For sure, this town of about 1,000 people – in the heart of Appalachia – suffers the sort of poverty that marks the greater region but is often overlooked. Walk the town and unemployment, economic stagnation and lack of social services and opportunity appear not as distant statistics, but rather as human faces.
“We are all familiar with urban poverty, but rural poverty is a completely different type of animal,” said Naomi Eisenberger, GPF Executive Director and Co-Founder.
“Every trip to McRoberts has given me and all of our committed volunteers greater understanding of the unique types of problems that affect people living there. Beyond the physical things that we leave behind, the fact that we care and come back year after year is an indication that we recognize that these people are there and that we care about them.”
Susie Duncan, a 14-year resident of McRoberts and the designated point person there for GPF, described the relationship between the volunteers and the town as unique – a human-to-human connection in its most benevolent form.
“What they do here means more than they could even imagine,” she said. “Most families here live paycheck to paycheck, trying to figure out whether to feed their children or pay the electric bill. To realize there are people in the world who care about us and our well being gives hope to a very cut-off community.”
It was into nearly every room and corner of Duncan’s house and a side shed that volunteers transferred a 53-foot trailer load of canned food and other non-perishable items, plus household goods and personal hygiene products. Duncan will distribute the items through schools, churches and community centers, and also deliver directly to elderly and homebound people in McRoberts.
Across town, teams of GPF volunteers were immersed in other projects.
At one home, a lengthy ramp began to link a house steeped on a hill with the road below, easing the way for a wheelchair-bound man to get from his home and circulate within the community. Members of Congregation Shaarai Shomayim, a synagogue in Lancaster, PA, later finished the job.
At another home, volunteers painted a badly faded structure for a recently widowed woman with no resources to make improvements. “This might brighten her outlook because there isn’t a whole lot of brightness in her life right now,” Duncan said.

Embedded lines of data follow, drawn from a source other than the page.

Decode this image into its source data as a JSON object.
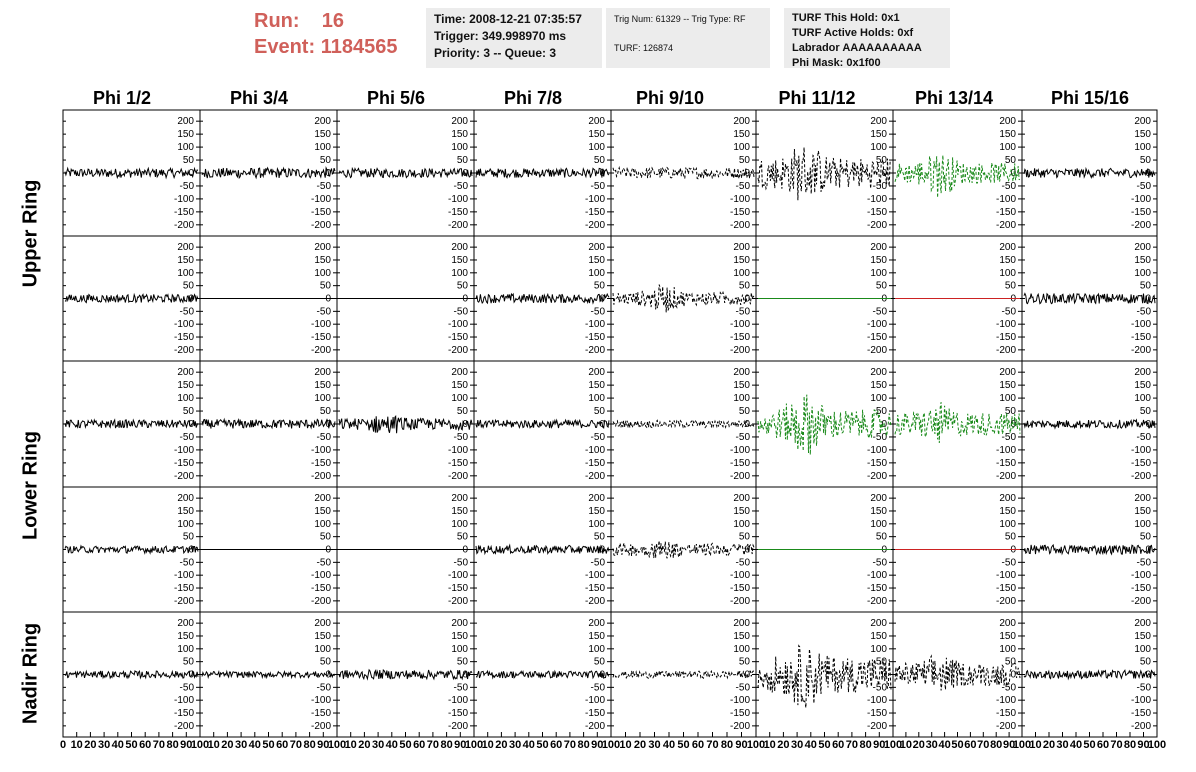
{
  "header": {
    "run_label": "Run:",
    "run_value": "16",
    "event_label": "Event:",
    "event_value": "1184565",
    "time": "Time: 2008-12-21 07:35:57",
    "trigger": "Trigger: 349.998970 ms",
    "priority": "Priority: 3 -- Queue: 3",
    "trig_num": "Trig Num: 61329 -- Trig Type: RF",
    "turf": "TURF: 126874",
    "turf_hold": "TURF This Hold: 0x1",
    "turf_active": "TURF Active Holds: 0xf",
    "labrador": "Labrador AAAAAAAAAA",
    "phi_mask": "Phi Mask: 0x1f00"
  },
  "columns": [
    "Phi 1/2",
    "Phi 3/4",
    "Phi 5/6",
    "Phi 7/8",
    "Phi 9/10",
    "Phi 11/12",
    "Phi 13/14",
    "Phi 15/16"
  ],
  "rows": [
    "Upper Ring",
    "Lower Ring",
    "Nadir Ring"
  ],
  "y_ticks": [
    "200",
    "150",
    "100",
    "50",
    "0",
    "-50",
    "-100",
    "-150",
    "-200"
  ],
  "x_ticks": [
    "0",
    "10",
    "20",
    "30",
    "40",
    "50",
    "60",
    "70",
    "80",
    "90",
    "100"
  ],
  "colors": {
    "run_text": "#d0605a",
    "trace": "#000000",
    "trace_green": "#1a8a1a",
    "trace_red": "#cc2222",
    "header_bg": "#ececec"
  },
  "panels": [
    [
      {
        "style": "solid",
        "amp": 18,
        "color": "black"
      },
      {
        "style": "solid",
        "amp": 20,
        "color": "black"
      },
      {
        "style": "solid",
        "amp": 18,
        "color": "black"
      },
      {
        "style": "solid",
        "amp": 18,
        "color": "black"
      },
      {
        "style": "dashed",
        "amp": 22,
        "color": "black"
      },
      {
        "style": "dashed",
        "amp": 60,
        "burst": 130,
        "color": "black"
      },
      {
        "style": "dashed",
        "amp": 40,
        "burst": 110,
        "color": "green"
      },
      {
        "style": "solid",
        "amp": 18,
        "color": "black"
      }
    ],
    [
      {
        "style": "solid",
        "amp": 16,
        "color": "black"
      },
      {
        "style": "flat",
        "color": "black"
      },
      {
        "style": "flat",
        "color": "black"
      },
      {
        "style": "solid",
        "amp": 18,
        "color": "black"
      },
      {
        "style": "dashed",
        "amp": 25,
        "burst": 60,
        "color": "black"
      },
      {
        "style": "flat",
        "color": "green"
      },
      {
        "style": "flat",
        "color": "red"
      },
      {
        "style": "solid",
        "amp": 20,
        "color": "black"
      }
    ],
    [
      {
        "style": "solid",
        "amp": 16,
        "color": "black"
      },
      {
        "style": "solid",
        "amp": 18,
        "color": "black"
      },
      {
        "style": "solid",
        "amp": 22,
        "burst": 45,
        "color": "black"
      },
      {
        "style": "solid",
        "amp": 16,
        "color": "black"
      },
      {
        "style": "dashed",
        "amp": 14,
        "color": "black"
      },
      {
        "style": "dashed",
        "amp": 55,
        "burst": 150,
        "color": "green"
      },
      {
        "style": "dashed",
        "amp": 45,
        "burst": 90,
        "color": "green"
      },
      {
        "style": "solid",
        "amp": 16,
        "color": "black"
      }
    ],
    [
      {
        "style": "solid",
        "amp": 14,
        "color": "black"
      },
      {
        "style": "flat",
        "color": "black"
      },
      {
        "style": "flat",
        "color": "black"
      },
      {
        "style": "solid",
        "amp": 16,
        "color": "black"
      },
      {
        "style": "dashed",
        "amp": 25,
        "burst": 45,
        "color": "black"
      },
      {
        "style": "flat",
        "color": "green"
      },
      {
        "style": "flat",
        "color": "red"
      },
      {
        "style": "solid",
        "amp": 18,
        "color": "black"
      }
    ],
    [
      {
        "style": "solid",
        "amp": 14,
        "color": "black"
      },
      {
        "style": "solid",
        "amp": 12,
        "color": "black"
      },
      {
        "style": "solid",
        "amp": 18,
        "color": "black"
      },
      {
        "style": "solid",
        "amp": 14,
        "color": "black"
      },
      {
        "style": "dashed",
        "amp": 14,
        "color": "black"
      },
      {
        "style": "dashed",
        "amp": 70,
        "burst": 150,
        "color": "black"
      },
      {
        "style": "dashed",
        "amp": 45,
        "burst": 90,
        "color": "black"
      },
      {
        "style": "solid",
        "amp": 16,
        "color": "black"
      }
    ]
  ]
}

This summer marked the eighth year that GPF, in partnership with Congregation B’nai Israel, brought a volunteer corps to McRoberts. The delegation grows each year, and many participants – ranging from high school students to seniors – have made the trip numerous times.
For Jesse Moehlman, 24, a University of Michigan graduate and member of Congregation B’nai Israel, this year marked a fifth trip to the Kentucky town.

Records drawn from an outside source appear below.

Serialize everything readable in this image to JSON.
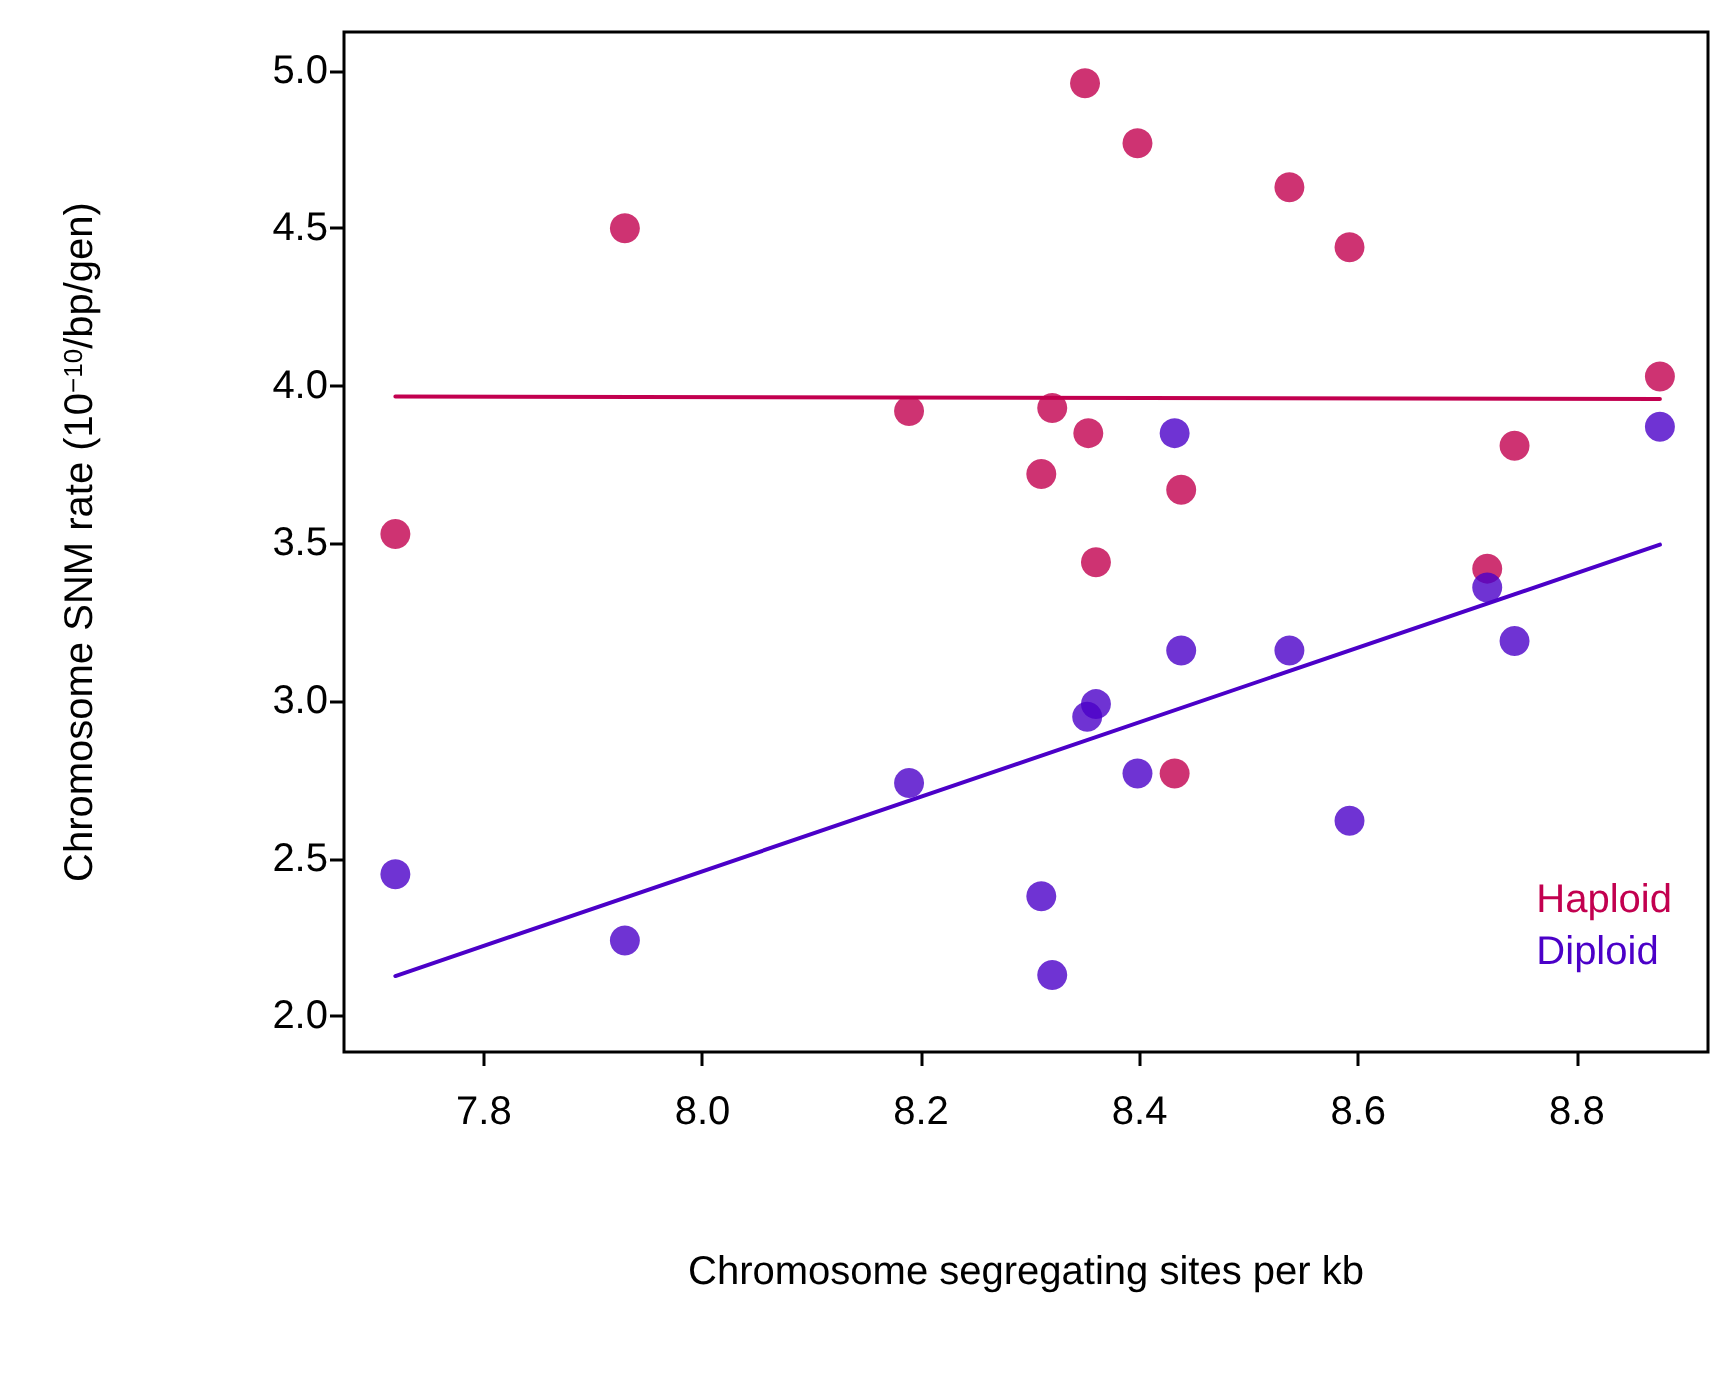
{
  "chart_data": {
    "type": "scatter",
    "xlabel": "Chromosome segregating sites per kb",
    "ylabel": "Chromosome SNM rate (10$^{−10}$/bp/gen)",
    "xlim": [
      7.672,
      8.92
    ],
    "ylim": [
      1.886,
      5.123
    ],
    "xticks": [
      7.8,
      {
        "value": 8,
        "label": "8.0"
      },
      8.2,
      8.4,
      8.6,
      8.8
    ],
    "yticks": [
      {
        "value": 2,
        "label": "2.0"
      },
      2.5,
      {
        "value": 3,
        "label": "3.0"
      },
      3.5,
      {
        "value": 4,
        "label": "4.0"
      },
      4.5,
      {
        "value": 5,
        "label": "5.0"
      }
    ],
    "grid": false,
    "legend": "bottom right",
    "marker": "circle",
    "series": [
      {
        "name": "Haploid",
        "color": "#c2004f",
        "x": [
          7.719,
          7.929,
          8.189,
          8.35,
          8.398,
          8.537,
          8.592,
          8.876,
          8.32,
          8.353,
          8.31,
          8.438,
          8.743,
          8.36,
          8.718,
          8.432
        ],
        "values": [
          3.53,
          4.5,
          3.92,
          4.96,
          4.77,
          4.63,
          4.44,
          4.03,
          3.93,
          3.85,
          3.72,
          3.67,
          3.81,
          3.44,
          3.42,
          2.77
        ]
      },
      {
        "name": "Diploid",
        "color": "#4b00c8",
        "x": [
          7.719,
          7.929,
          8.189,
          8.432,
          8.876,
          8.718,
          8.743,
          8.438,
          8.537,
          8.36,
          8.352,
          8.398,
          8.592,
          8.31,
          8.32
        ],
        "values": [
          2.45,
          2.24,
          2.74,
          3.85,
          3.87,
          3.36,
          3.19,
          3.16,
          3.16,
          2.99,
          2.95,
          2.77,
          2.62,
          2.38,
          2.13
        ]
      },
      {
        "type": "line",
        "color": "#c2004f",
        "marker": "none",
        "x": [
          7.719,
          8.876
        ],
        "values": [
          3.966,
          3.958
        ]
      },
      {
        "type": "line",
        "color": "#4b00c8",
        "marker": "none",
        "x": [
          7.719,
          8.876
        ],
        "values": [
          2.127,
          3.496
        ]
      }
    ]
  }
}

“What keeps me going is the realization that this is meaningful work and it is making a real difference,” he said. “The town and the people are very familiar to me at this point, and I feel a visceral connection and sense of responsibility there. It’s very important to me.”

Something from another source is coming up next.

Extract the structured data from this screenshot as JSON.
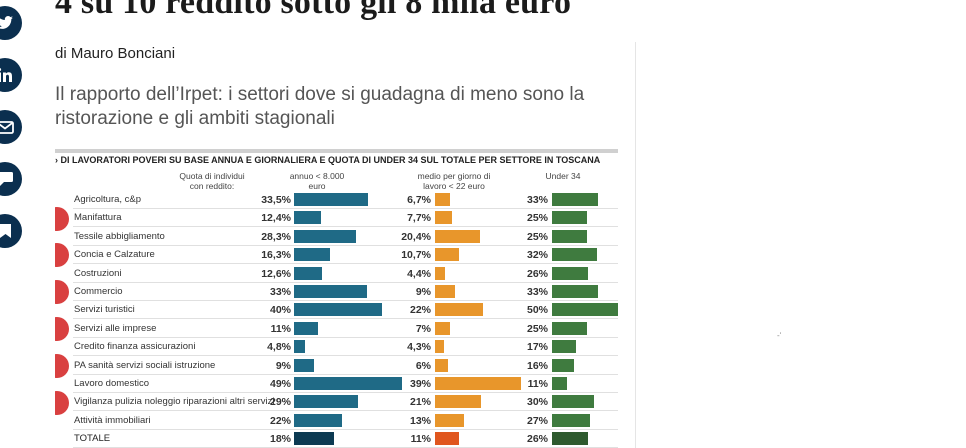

In an opinion piece in the New Jersey Jewish News this summer, Rabbi Steven Bayar of Congregation B’nai Israel summed up how tikkun olam drives this annual service project in McRoberts, and indeed the broader reach of GPF.
“Hope and respect for others are the greatest gifts you can give,” he wrote. “That is a lesson sorely needed in these times.”
Duncan agreed. “When you feel so isolated and that no one cares or is looking, and then The Good People Fund group comes in here and does things for people they don’t know, it restores faith in the goodness of people and what they can do. If more people did this, the world would be a much better place.”